There is a potential for the
market share to go up through market-based initiatives such as developing the
Carbon Finance Fund (CFF) and integrating it with the ongoing efforts. The CFF
would act as a platform for financial resource management, carbon trade,
information collection & dissemination, and technical support through
extensive domestic and international cooperation. The CFF would introduce a
holistic approach to enable project entities to explore the carbon finance
window for earning resources for the project on a sustainable basis. CFF would
thereby help significantly upscale new investments with carbon finance as an
additional source. It will also help in replication of successful projects.
Government of India (GoI) should
establish the CFF as a permanent, sustainable financing mechanism which could
be a unique partnership between the government of India, International
Financial Institutions (IFIs), bilateral donors and public and private sector
financial institutions to coordinate and implement a carbon finance programme
in order to maximise the number of projects, which can be registered with CDM
EB. This would complement and reinforce the ongoing efforts currently in
operation.
CFF will blend resources grants
and loans, both domestic and external for the purposes of determining the
overall cost of its funds. CFF would potentially raise resources through a
number of ways including the following: World Bank Group loan or IDA credit
channeled through GoI (by way of corpus contribution); GOI budgetary
contributions as loans/grants to the CFF corpus; bilateral donors; market
borrowings by CFF with/without GOI guarantees; public sector institutions’
contributions as corpus funds; and private sector (equity) contributions,
loans, and co-financing under the public-private sector initiatives.

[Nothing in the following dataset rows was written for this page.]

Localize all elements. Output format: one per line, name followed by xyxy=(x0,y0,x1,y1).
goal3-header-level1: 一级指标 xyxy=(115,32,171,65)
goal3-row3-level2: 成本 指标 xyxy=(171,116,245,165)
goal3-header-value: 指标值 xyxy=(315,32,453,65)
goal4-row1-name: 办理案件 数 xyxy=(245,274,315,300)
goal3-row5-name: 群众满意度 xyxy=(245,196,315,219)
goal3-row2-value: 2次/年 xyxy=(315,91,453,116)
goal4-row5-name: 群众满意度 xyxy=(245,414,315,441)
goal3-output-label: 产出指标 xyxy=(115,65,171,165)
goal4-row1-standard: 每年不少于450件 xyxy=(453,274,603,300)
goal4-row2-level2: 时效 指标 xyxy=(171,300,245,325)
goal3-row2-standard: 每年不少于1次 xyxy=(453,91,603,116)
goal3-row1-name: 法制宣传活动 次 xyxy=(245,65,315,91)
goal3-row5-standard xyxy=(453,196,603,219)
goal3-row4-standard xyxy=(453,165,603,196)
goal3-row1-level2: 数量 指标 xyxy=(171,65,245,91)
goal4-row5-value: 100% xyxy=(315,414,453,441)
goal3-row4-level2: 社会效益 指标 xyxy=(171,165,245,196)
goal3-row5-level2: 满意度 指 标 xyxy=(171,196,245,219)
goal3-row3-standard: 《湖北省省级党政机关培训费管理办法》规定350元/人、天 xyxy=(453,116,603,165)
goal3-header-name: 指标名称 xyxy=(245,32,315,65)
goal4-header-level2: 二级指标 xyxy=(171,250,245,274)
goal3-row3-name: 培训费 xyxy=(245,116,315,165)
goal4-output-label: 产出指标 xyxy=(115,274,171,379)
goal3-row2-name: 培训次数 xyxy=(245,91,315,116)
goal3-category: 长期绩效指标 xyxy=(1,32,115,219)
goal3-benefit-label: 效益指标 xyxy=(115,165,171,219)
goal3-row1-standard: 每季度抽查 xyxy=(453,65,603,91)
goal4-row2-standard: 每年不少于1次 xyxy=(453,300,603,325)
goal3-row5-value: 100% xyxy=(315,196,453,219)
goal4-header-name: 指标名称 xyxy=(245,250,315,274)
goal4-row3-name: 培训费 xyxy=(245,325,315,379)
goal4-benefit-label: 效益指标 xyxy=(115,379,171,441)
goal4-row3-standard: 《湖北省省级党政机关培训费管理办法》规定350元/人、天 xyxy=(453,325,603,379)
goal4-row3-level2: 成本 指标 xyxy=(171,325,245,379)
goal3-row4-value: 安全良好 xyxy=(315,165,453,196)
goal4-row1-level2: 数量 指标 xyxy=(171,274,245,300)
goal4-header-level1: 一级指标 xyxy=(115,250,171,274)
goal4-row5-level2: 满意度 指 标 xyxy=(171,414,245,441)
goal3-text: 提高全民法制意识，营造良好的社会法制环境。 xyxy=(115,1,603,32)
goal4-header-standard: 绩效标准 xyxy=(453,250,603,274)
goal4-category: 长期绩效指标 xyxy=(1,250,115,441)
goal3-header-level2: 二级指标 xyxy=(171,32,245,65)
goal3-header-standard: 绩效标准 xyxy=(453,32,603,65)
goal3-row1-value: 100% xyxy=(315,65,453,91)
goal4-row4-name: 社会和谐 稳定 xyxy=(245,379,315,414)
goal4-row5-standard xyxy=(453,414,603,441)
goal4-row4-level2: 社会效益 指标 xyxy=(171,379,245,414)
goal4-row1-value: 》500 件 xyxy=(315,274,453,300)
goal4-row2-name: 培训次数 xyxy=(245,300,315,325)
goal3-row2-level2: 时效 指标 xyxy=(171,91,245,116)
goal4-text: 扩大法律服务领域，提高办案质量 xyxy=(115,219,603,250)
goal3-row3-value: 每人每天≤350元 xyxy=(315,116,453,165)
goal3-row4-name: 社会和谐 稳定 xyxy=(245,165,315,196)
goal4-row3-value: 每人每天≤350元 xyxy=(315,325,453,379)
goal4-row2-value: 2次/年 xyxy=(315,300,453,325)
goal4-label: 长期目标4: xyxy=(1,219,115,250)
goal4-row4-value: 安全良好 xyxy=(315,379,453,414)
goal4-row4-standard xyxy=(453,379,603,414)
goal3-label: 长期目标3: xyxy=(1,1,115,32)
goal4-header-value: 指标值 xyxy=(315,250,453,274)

To conclude, India acceded to the Kyoto protocol in 2002, although it does not
have GHG emissions commitments, it has taken steps to address the issue of
climate change, notably by encouraging projects under the CDM. The potential
under CDM is enormous and the key initiatives that India needs to focus is on a
strategic overview of CDM opportunities available and the international demand
for emission offsets; identification of CDM projects for key sectors; key
institutional, legal, financial and regulatory prerequisites to facilitate CDM
project development and implementation, implement and process CDM projects in
India; human and institutional capacity building to identify, develop and
capacity to exploit global opportunities.